Vendere la benzina al prezzo più basso del mondo, addirittura ad un 400 percento in meno rispetto a quello del primo produttore mondiale, l’Arabia Saudita, costa all’erario pubblico ogni anno 13 milioni di euro. Una bazzeccola per Chàvez, al potere dal 1999 e sempre rieletto, ideologo della nazionalizzazione petrolifera. Il ministro del «Poder Popular para la Energia e Petroleo» e presidente della statale «Petroleos de Venezuela» (Pedevesa), Rafael Ramírez, comunicava nel marzo scorso che l’oro nero ha portato alle casse statali 43, 67 miliardi di dollari, con una produzione giornaliera di 3, 222 milioni di barili (ogni barile contiene 166 litri), esportazioni quotidiane pari a 2,78 milioni di barili. «La Pdvsa ha prodotto più del 50 per cento dei guadagni mondiali del settore», sottolineava orgoglioso Ramírez.

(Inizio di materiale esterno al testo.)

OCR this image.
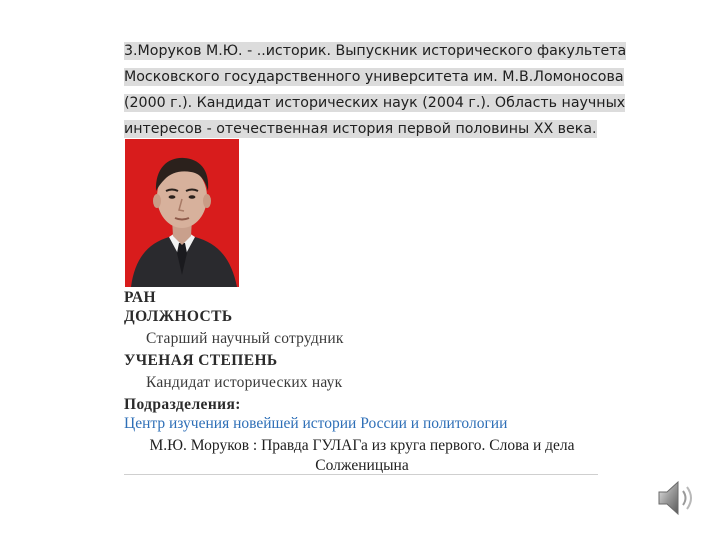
3.Моруков М.Ю. - ..историк. Выпускник исторического факультета
Московского государственного университета им. М.В.Ломоносова
(2000 г.). Кандидат исторических наук (2004 г.). Область научных
интересов - отечественная история первой половины XX века.

РАН
ДОЛЖНОСТЬ
Старший научный сотрудник
УЧЕНАЯ СТЕПЕНЬ
Кандидат исторических наук
Подразделения:
Центр изучения новейшей истории России и политологии
М.Ю. Моруков : Правда ГУЛАГа из круга первого. Слова и дела
Солженицына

Il prezzo del carburante, in un Paese ove appena il 20 per cento dei cittadini si puó permettere il lusso di un’auto di proprietà mentre il restante 80 per cento non ha altra scelta che dover utilizzare i disastrosi ed affollatissimi servizi pubblici, è così basso che persino Chávez ammetteva a inizio anno: «Lo so che è una volgarità vendere la benzina al prezzo a cui la stiamo offrendo, forse sarebbe meglio regalarla».
L’effetto ”pieno di benzina al costo di una bottiglietta di Coca-Cola” o di acqua minerale, fa sì che la fortunata borghesia venezuelana, i cosiddetti «boliburgueses», o «nuevos ricos de la Revoluciòn Socialista Bolivariana», preferiscano, in netta controtendenza con gli altri Paesi del mondo, auto che divorano decine di litri di prezioso oro nero. Il top a Caracas è girare con uno Hummer o altri assetati Suv con cilindrate 3.500.
Ma c’è una ragione politica che spiega quest’apparente contraddizione di un Chávez che dal 1999, grazie all’oro nero, ha comunque ridotto del 25 percento la tassa di povertà, aumentato la crescita dell’economia del 20 percento negli ultimi 2 anni e si è permesso di elargire in America Latina, per esportare il suo socialismo petrolero, o difendere la Cuba castrista, la bellezza di 8 miliardi di dollari solo nel 2007.
I venezuelani, beati loro, sono abituati a considerare il petrolio su cui letteralmente navigano (solo la fascia dell’Orinoco, maggiore riserva ppetrolifera del mondo, 55 mila chilometri quadri, ha una riserva di ben 300 miliardi di barili) come un bene di cui godere gratis o quasi. Ed i precedenti di chi cercò di rompere questo privilegio la dicono lunga sui motivi che evitano ai prezzi di aumentare.
Nel febbraio del 1989 il presidente Andrés Perez decise di aumentare il prezzo dei carburanti. Risultato: il famoso «Caracazo», la rivolta popolare più sanguinosa nella storia venezuelana. I trasportatori privati aumentarono poi i biglietti del 30 per cento. I venezuelani scesero in piazza e cominciarono i saccheggi, Perez spedì l’esercito e ci furono 275 morti. Chávez lo sa e la benzina non si muove dal prezzo di 2, 5 cent di euro.